Glutathione defense mechanism in liver injury: Insights from animal models

• GSH-deficient mouse models have been developed by targeting GCL, the rate-limiting enzyme of GSH biosynthesis.
• Liver-specific Gclc knockout mice have 95% depletion of hepatic GSH and develop spontaneous steatohepatitis.
• Universal Gclm deleted mice have 15% of normal hepatic GSH and are protected from liver injuries induced by hepatic insults.
• Animal studies indicate a potential role of hepatic GSH in fine-tuning metabolic and stress responses to liver injuries.

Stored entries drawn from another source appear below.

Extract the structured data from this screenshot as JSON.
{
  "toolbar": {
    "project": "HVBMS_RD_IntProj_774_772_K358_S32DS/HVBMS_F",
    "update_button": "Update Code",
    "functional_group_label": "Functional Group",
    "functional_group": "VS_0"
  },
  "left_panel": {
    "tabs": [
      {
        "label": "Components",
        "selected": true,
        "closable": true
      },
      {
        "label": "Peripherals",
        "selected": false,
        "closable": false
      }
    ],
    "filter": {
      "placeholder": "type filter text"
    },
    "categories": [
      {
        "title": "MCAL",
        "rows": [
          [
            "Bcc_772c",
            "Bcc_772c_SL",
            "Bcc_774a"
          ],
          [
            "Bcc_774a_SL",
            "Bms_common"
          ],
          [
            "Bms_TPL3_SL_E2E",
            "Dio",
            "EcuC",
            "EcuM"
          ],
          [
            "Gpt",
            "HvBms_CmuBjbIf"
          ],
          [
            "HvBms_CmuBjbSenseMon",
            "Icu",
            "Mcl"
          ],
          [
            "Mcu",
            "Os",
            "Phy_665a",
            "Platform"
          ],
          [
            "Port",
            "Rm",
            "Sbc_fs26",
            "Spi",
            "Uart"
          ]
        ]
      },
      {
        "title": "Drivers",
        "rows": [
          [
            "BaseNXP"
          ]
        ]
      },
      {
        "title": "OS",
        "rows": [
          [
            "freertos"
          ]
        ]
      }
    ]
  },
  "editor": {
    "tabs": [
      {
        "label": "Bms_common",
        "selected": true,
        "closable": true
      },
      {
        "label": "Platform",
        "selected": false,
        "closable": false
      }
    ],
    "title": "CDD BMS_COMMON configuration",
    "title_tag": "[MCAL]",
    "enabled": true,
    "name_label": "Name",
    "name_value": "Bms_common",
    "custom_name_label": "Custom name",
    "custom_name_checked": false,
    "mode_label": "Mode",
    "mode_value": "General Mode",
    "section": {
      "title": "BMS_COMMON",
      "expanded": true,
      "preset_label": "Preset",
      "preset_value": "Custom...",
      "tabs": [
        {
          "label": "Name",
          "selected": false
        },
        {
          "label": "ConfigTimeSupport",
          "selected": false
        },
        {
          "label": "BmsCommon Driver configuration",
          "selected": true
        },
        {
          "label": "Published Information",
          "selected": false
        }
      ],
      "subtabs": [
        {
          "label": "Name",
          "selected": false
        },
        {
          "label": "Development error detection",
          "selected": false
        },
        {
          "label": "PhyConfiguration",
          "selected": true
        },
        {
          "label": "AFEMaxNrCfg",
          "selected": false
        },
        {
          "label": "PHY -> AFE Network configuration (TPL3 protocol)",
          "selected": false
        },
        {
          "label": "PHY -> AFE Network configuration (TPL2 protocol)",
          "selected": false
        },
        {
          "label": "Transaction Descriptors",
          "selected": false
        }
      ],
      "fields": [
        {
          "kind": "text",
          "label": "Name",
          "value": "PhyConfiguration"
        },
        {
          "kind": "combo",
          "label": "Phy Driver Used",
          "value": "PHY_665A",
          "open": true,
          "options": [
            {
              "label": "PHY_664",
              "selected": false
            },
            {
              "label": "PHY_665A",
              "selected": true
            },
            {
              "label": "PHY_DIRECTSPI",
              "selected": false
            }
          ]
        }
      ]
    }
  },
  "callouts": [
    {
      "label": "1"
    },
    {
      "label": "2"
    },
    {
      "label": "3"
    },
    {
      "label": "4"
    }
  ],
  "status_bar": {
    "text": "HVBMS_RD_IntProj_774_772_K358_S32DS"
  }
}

Glutathione (GSH) is the most abundant cellular thiol antioxidant and it exhibits numerous and versatile functions. Disturbances in GSH homeostasis have been associated with liver diseases induced by drugs, alcohol, diet and environmental pollutants. Until recently, our laboratories and others have developed mouse models with genetic deficiencies in glutamate-cysteine ligase (GCL), the rate-limiting enzyme in the GSH biosynthetic pathway. This review focuses on regulation of GSH homeostasis and, specifically, recent studies that have utilized such GSH-deficient mouse models to investigate the role of GSH in liver disease processes. These studies have revealed a differential hepatic response to distinct profiles of hepatic cellular GSH concentration. In particular, mice engineered to not express the catalytic subunit of GCL in hepatocytes [Gclc(h/h) mice] experience almostcomplete loss of hepatic GSH (to 5% of normal) and develop spontaneous liver pathologies characteristic of various clinical stages of liver injury. In contrast, mice globally engineered to not express the modifier subunit of GCL [Gclm(−/−) mice] show a less severe hepatic GSH deficit (to ≈15% of normal) and exhibit overall protection against liver injuries induced by a variety of hepatic insults. Collectively, these transgenic mouse models provide interesting new insights regarding pathophysiological functions of GSH in the liver.